Truman Capote, Breakfast at Tiffany
There is a melancholy beauty to September, we mourn the passing of Summer which seems to rush by us and is over too soon. But as the sadness lifts we are given a new purpose in life and the permission to retreat into our own worlds. Keeping warm under quilts and blankets is part of the joy as is rediscovering my winter wardrobe. l will always prefer a jumper to a t-shirt and tights to bear legs. It's when I feel Forivor comes into it's own too and I imagine all of the families enjoying films nestled under quilts and children looking at the details I have drawn, visiting other places in their imagination.
It's when I begin thinking about new ideas and my appetite for drawing grows. At the moment I have been drawing people in bed, keeping warm and cocooned in their imaginary worlds. A theme I often return to. The rain is always my companion of choice to remind me that being inside rather than outside is a sanctuary now. Even though l slow down l find a new space to be more productive in a private way.

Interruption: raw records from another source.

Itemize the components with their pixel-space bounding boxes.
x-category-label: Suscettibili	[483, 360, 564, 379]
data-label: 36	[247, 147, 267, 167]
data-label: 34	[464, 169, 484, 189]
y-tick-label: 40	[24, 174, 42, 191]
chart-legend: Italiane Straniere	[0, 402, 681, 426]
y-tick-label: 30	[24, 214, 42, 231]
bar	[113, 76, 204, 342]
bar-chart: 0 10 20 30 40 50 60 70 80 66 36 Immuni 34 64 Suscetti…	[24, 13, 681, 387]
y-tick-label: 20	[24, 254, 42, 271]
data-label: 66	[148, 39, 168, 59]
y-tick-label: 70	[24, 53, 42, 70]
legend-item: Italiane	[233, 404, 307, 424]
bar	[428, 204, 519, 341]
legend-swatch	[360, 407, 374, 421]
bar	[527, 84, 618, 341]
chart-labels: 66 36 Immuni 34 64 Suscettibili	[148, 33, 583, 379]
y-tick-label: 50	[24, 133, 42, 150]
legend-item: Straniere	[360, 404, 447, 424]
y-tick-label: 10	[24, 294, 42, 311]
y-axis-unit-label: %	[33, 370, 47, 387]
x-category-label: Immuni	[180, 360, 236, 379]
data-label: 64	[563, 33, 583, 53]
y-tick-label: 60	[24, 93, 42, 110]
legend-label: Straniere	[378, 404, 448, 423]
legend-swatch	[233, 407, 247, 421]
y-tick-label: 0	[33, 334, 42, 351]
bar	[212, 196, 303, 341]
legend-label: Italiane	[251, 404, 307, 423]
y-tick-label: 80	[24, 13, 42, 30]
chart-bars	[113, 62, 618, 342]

Illustrators are more private than artists in many ways. While artists are asked to explain themselves much more often in the public arena, an illustrators time is often spent processing what a client is asking of them. As Forivor is so personal and such a collaborative process with Rebecca that aspect is different but I still need to seek solitude and will need time to collect my thoughts, ruminating on what is being asked of me and how l can become most absorbed in the process. Autumn provides the perfect backdrop for this and why I consider it my spring too, just like Capote.